Outstanding Undergraduate Award winners
Posted on February 10, 2015 by Christopher Thrall
Augustana Campus recognizes students with OUR awards from their presentations at Student Academic Conferences.
Every semester, Augustana Campus recognizes individual students with Outstanding Undergraduate Research awards from their presentations at Student Academic Conferences. The OUR award winner has the opportunity to publish their work in Metamorphosis, the Journal for Undergraduate Research produced by the Council for Public Liberal Arts Colleges.
Spencer Kryzanowski (BMus ’15) received the Outstanding Undergraduate Research award for “Queering the Kiss: Rodney Sharman’s The Garden” as part of his AUMUS 477 course with Dr. Milton Schlosser. His dual presentation and performance was offered at the December 2014 Student Academic Conference and will be published in an upcoming issue of COPLAC’s journal for undergraduate research, Metamorphosis.

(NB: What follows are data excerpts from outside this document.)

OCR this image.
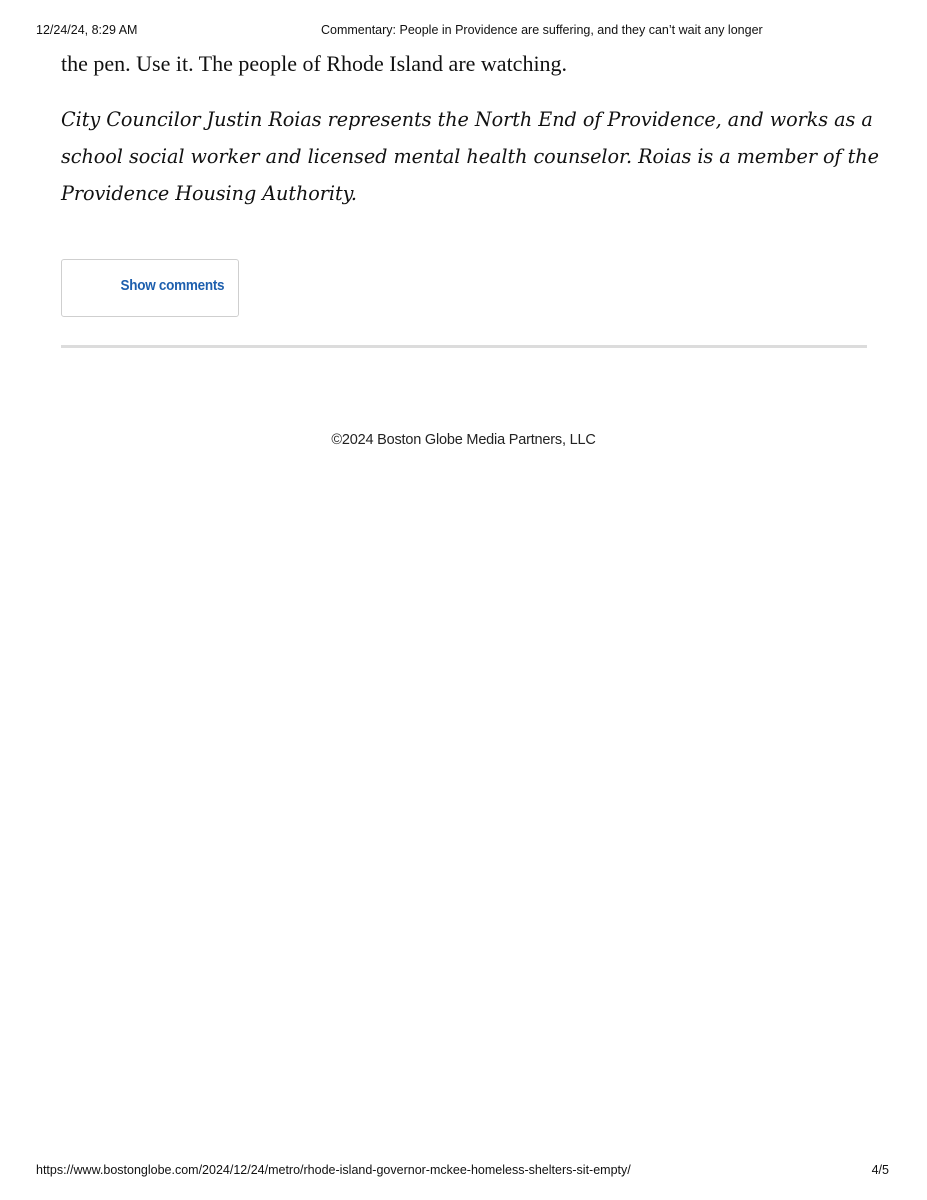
12/24/24, 8:29 AM	Commentary: People in Providence are suffering, and they can’t wait any longer

the pen. Use it. The people of Rhode Island are watching.

City Councilor Justin Roias represents the North End of Providence, and works as a
school social worker and licensed mental health counselor. Roias is a member of the
Providence Housing Authority.

Show comments
©2024 Boston Globe Media Partners, LLC
https://www.bostonglobe.com/2024/12/24/metro/rhode-island-governor-mckee-homeless-shelters-sit-empty/	4/5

“This project combined many forces,” says the former St. Albert resident. “I was able to discuss and explore my interests in gender studies and queer musicology together with personal perspectives towards homosexual acts of desire, public displays of affection, and contemporary Canadian piano composition… all of which took me out of my comfort zone. I feel incredibly privileged and grateful to have presented on and performed the Alberta premiere of Rodney Sharman’s The Garden for such a supportive audience. It’s not too often that one has the opportunity to present provocative subject matter and language in a substantial chapel space.”
“Spencer brings unique abilities as an undergraduate that allow him to perform this piece,” says Dr. Schlosser. “He has theatrical training and he is able to play and either sing or speak at the same time. He also has the intellect and the courage to openly address queer issues within the realm of music. Despite the performing arts being home to many queer artists, the disciplines themselves remain fairly conservative and closeted about glbqt+ issues at an academic and social action level. Spencer’s performance challenges this reticence in a wise, artistic way.”
Brittany Johnson (BA English ’15) from Camrose received Honourable Mention at the December 2014 Student Academic Conference. Her presentation was on “Aboriginal Women, Sexuality, and the Spiritual” for AUENG 402 with Dr. Roxanne Harde.
“The research I undertook for both my directed reading and SAC presentation furthered my knowledge and understanding of how sexualities and spiritualities are uniquely and inherently tied to one another for Aboriginal women,” says the Metis student whose family is from Treaty 8 territory. “It strengthened my drive to pursue further research and to continue on in my academic pursuits.”
“Brittany studied Native women’s fiction, poetry and drama that focused the conjoining of spirituality and sexuality,” says Dr. Harde. “She drew on a wide body of theoretical work to analyze her primary texts, and came up with a fascinating study that will become the foundational work for her master’s thesis in the Faculty of Native Studies.”
Samantha Matters (BSc Environmental Science ’14) received the Outstanding Undergraduate Research award in the April 2014 Student Academic Conference. Her presentation was on “An Analysis of the History of Aboriginal Peoples in the Beaver Hills” for AUENV 402 with Dr. Glynnis Hood.
“I was incredibly proud to have the opportunity to present my work during the SAC,” she says. “My peers, professors, and my parents were all in the room to hear about the work I had been so dedicated to for the past several months. This work is incredibly close to my heart and I was filled with so much excitement to be able to share it.”
Samantha graduated from Mannville High School in 2010 and is currently working for the Government of Alberta in Aboriginal Relations. “I hope to continue gaining experience working with the province, while determining my next steps,” she continues. “Augustana has given me such a broad view of the world and I hope to utilize the knowledge and skills I have gained in a number of areas. For example, I would like to work in environmental education in the future.”
Jessica Stambaugh (BA English ’15) received Honourable Mention in the April 2014 Student Academic Conference. Her presentation was on “Gaining Control: Self Harm to Combat Societal Harm” for AUENG 401 with Dr. Roxanne Harde. Her paper was published in the Fall 2014 issue of COPLAC’s journal for undergraduate research, Metamorphosis.
“I chose this topic to work with theories of how society attempts to control female bodies and how women try and take control back,” she says about her analysis of youth fiction. She chose novels geared towards young women that meant to show how their peers were struggling and how they weren’t alone in their efforts to have control over their bodies. “While I felt immense satisfaction with the research and paper, I felt that I was really working towards bringing awareness to some of these issues. Presentation night was the perfect opportunity to showcase what I had learned: how literature is still a relevant part of society in that it can teach and reach out to people.”
Jessica graduated from Tofield High School. As she approaches graduation in April, she plans to move out to Vancouver to pursue a career within the publishing world and continue her education with a Masters in Publishing. “Augustana was an excellent institution to earn my Bachelor degree,” she says. “I received invaluable individual time with my professors to make the most of my education, and provide me with the means and skills to continue my education.”